China’s new regulations on cash transactions and overseas transfers are not capital controls, according to a central bank researcher cited by Xinhua news agency.
New requirements published by the People’s Bank of China (PBOC) on Friday stoked concern that the government is imposing capital controls in a disguised form, Xinhua reported late on Sunday.
“It is not capital control at all,” Ma Jun (馬駿), chief economist of the central bank’s research bureau, told the state-run news service.
The US$50,000 annual foreign exchange purchase quota for individuals is unchanged, and the rules would not affect normal activities such as business investment and operations abroad or overseas travel and study, Ma said.
Ma’s comments follow the annual Jan. 1 reset of the US$50,000 limit for individuals, which might potentially aggravate capital outflow pressures that have been intensifying after the yuan suffered its steepest annual slump in more than two decades.
The People’s Bank of China on Friday said it would tighten rules for banks to report cross-border customer transactions starting July 1 as part of stepped-up efforts to curb money laundering and prevent terrorism financing.
Financial institutions would assume responsibility for reporting and there would be neither extra documentation nor official approval procedures for businesses and individuals, Ma said.
The PBOC on Friday said it is to require financial institutions to report any cross-border transfers of 200,000 yuan (US$28,779). Officials say they want more timely data on individuals to track risks arising from increasing cross-border transfers, according to a statement.
Middle-class and wealthy Chinese have been converting money into other currencies to protect against devaluation, putting downward pressure on the yuan.

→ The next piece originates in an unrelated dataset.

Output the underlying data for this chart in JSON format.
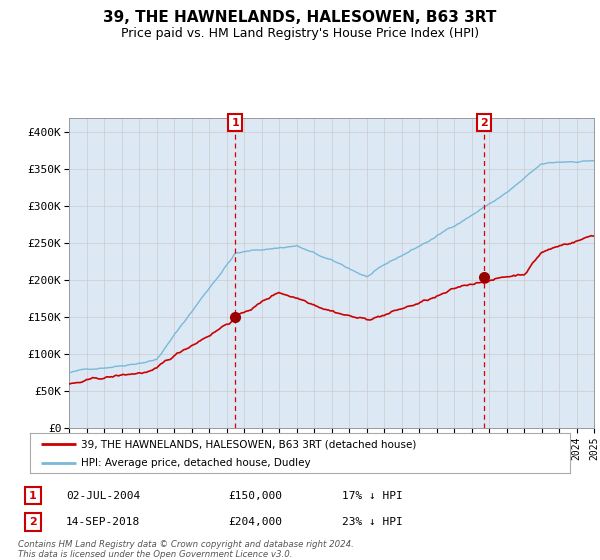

The currency started last year by roiling global markets, with a weaker-than-expected fixings in January creating panic about currency policy and spurring outflows, and finished the year near an eight-year low.
China’s foreign reserves, the world’s largest stockpile, fell to a five-year low of US$3.05 trillion as of November last year. The US$99 billion drop in January, the largest last year, followed the last reset of the quotas.
Data scheduled for release on Saturday would show the hoard fell to US$3.01 trillion, according to the median estimate of economists surveyed by Bloomberg.